Lower-level API#

In some situations, the use of operator->*() on the object returned by ctx.task() (where ctx is a stream or graph context) may not be suitable, for example when the number of parameters is not known statically. To address such situations, CUDASTF provides a lower-level interface for creating tasks, which is described below.

#include "cudastf/stf.h"
#include "cudastf/__stf/stream/stream_ctx.h"

using namespace cudastf;

template <typename T>
__global__ void axpy(int n, T a, T* x, T* y) {
    int tid = blockIdx.x * blockDim.x + threadIdx.x;
    int nthreads = gridDim.x * blockDim.x;

    for (int ind = tid; ind < n; ind += nthreads) {
        y[ind] += a * x[ind];
    }
}

int main(int argc, char** argv) {
    stream_ctx ctx;

    const size_t N = 16;
    double X[N], Y[N];

    for (size_t ind = 0; ind < N; ind++) {
        X[ind] = sin(double(ind));
        Y[ind] = cos(double(ind));
    }

    auto lX = ctx.logical_data(X);
    auto lY = ctx.logical_data(Y);

    double alpha = 3.14;

    /* Compute Y = Y + alpha X */
    auto t = ctx.task(lX.read(), lY.rw());
    t.start();
    slice<double> sX = t.get<0>();
    slice<double> sY = t.get<1>();
    axpy<<<16, 128, 0, t.get_stream()>>>(sX.size(), alpha, sX.data_handle(), sY.data_handle());
    t.end();

    ctx.sync();
}

The ctx.task() call returns a task object. This object provides access to the local description of the data associated with the task and a CUDA stream that can be used to submit work asynchronously. The beginning of the task body and its end are delimited by the .start() and .end() calls. Failing to call either of these methods or calling them more than once or in the wrong order results in undefined behavior.

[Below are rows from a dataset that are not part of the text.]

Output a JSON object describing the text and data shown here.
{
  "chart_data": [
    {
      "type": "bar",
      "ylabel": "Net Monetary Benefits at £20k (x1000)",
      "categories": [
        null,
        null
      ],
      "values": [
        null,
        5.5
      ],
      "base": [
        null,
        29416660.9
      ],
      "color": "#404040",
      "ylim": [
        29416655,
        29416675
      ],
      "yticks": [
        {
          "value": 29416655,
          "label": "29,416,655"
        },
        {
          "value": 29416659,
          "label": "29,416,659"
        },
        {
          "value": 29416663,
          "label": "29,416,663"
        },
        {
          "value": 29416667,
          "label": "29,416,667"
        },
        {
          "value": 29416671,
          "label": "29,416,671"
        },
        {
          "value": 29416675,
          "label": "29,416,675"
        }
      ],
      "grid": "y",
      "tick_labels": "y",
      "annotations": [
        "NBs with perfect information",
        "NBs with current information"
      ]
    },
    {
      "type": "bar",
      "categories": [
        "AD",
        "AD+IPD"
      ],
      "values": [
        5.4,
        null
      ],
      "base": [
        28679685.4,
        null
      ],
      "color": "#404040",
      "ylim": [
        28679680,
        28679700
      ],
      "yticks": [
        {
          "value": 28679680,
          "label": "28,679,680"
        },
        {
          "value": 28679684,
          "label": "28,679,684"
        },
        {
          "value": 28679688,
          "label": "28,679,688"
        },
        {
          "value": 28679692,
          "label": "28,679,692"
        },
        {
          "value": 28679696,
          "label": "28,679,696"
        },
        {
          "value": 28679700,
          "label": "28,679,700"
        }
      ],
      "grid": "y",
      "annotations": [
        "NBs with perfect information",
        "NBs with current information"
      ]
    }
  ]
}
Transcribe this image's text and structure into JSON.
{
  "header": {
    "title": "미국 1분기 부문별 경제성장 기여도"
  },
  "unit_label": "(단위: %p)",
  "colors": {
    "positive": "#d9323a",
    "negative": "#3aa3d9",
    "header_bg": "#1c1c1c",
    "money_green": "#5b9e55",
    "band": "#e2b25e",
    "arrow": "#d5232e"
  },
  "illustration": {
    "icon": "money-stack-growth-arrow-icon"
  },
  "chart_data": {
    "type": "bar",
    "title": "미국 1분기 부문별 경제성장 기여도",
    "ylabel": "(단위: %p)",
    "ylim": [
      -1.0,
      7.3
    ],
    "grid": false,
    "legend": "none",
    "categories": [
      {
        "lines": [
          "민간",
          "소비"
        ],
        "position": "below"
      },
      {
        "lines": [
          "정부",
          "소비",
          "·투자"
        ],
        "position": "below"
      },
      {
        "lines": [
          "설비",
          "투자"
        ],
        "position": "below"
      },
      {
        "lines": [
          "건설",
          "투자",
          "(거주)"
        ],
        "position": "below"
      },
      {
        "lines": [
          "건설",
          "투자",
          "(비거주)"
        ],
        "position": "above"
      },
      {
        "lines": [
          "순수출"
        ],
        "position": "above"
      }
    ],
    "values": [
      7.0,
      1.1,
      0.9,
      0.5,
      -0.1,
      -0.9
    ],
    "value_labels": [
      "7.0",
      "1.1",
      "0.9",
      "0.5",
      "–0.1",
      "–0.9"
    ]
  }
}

Asynchrony is achieved by using the CUDA stream, which provides a mechanism to submit work on the execution place (here, implicitly the current CUDA device). CUDA ensures that all kernels synchronized with this CUDA stream will only be executed once all prerequisites have been fulfilled (e.g., preceding tasks, data transfers, etc.). In addition, CUDASTF performs all the necessary synchronization so that future tasks will be properly synchronized with the operations enqueued in the CUDA stream associated with this task after calling .start() and before calling .end().

Compatibility with CUDA graphs#

Similarly to the CUDA stream backend with a context of type stream_ctx, the CUDA graph backend graph_ctx also provides a low-level interface.

graph_ctx ctx;

double X[1024], Y[1024];
auto lX = ctx.logical_data(X);
auto lY = ctx.logical_data(Y);

for (int k = 0; k < 10; k++) {
    graph_task t = ctx.task();
    t.add_deps(handle_X.rw());
    t.start();
    cudaGraphNode_t n;
    cuda_safe_call(cudaGraphAddEmptyNode(&n, t.get_graph(), nullptr, 0));
    t.end();
}

graph_task t2 = ctx.task();
t2.add_deps(lX.read(), lY.rw());
t2.start();
cudaGraphNode_t n2;
cuda_safe_call(cudaGraphAddEmptyNode(&n2, t2.get_graph(), nullptr, 0));
t2.end();

ctx.sync();

A task in the CUDA graph backend corresponds to a child graph automatically inserted into the CUDA graph associated to a graph_ctx context. The example above creates 10 tasks that modify logical data lX, followed by a task that reads lX and modifies lY. The code illustrates how one can add dependencies to a task by using the add_deps method.

Similarly to the CUDA stream backend, a task is outlined by a pair of calls to the start()/end() member functions.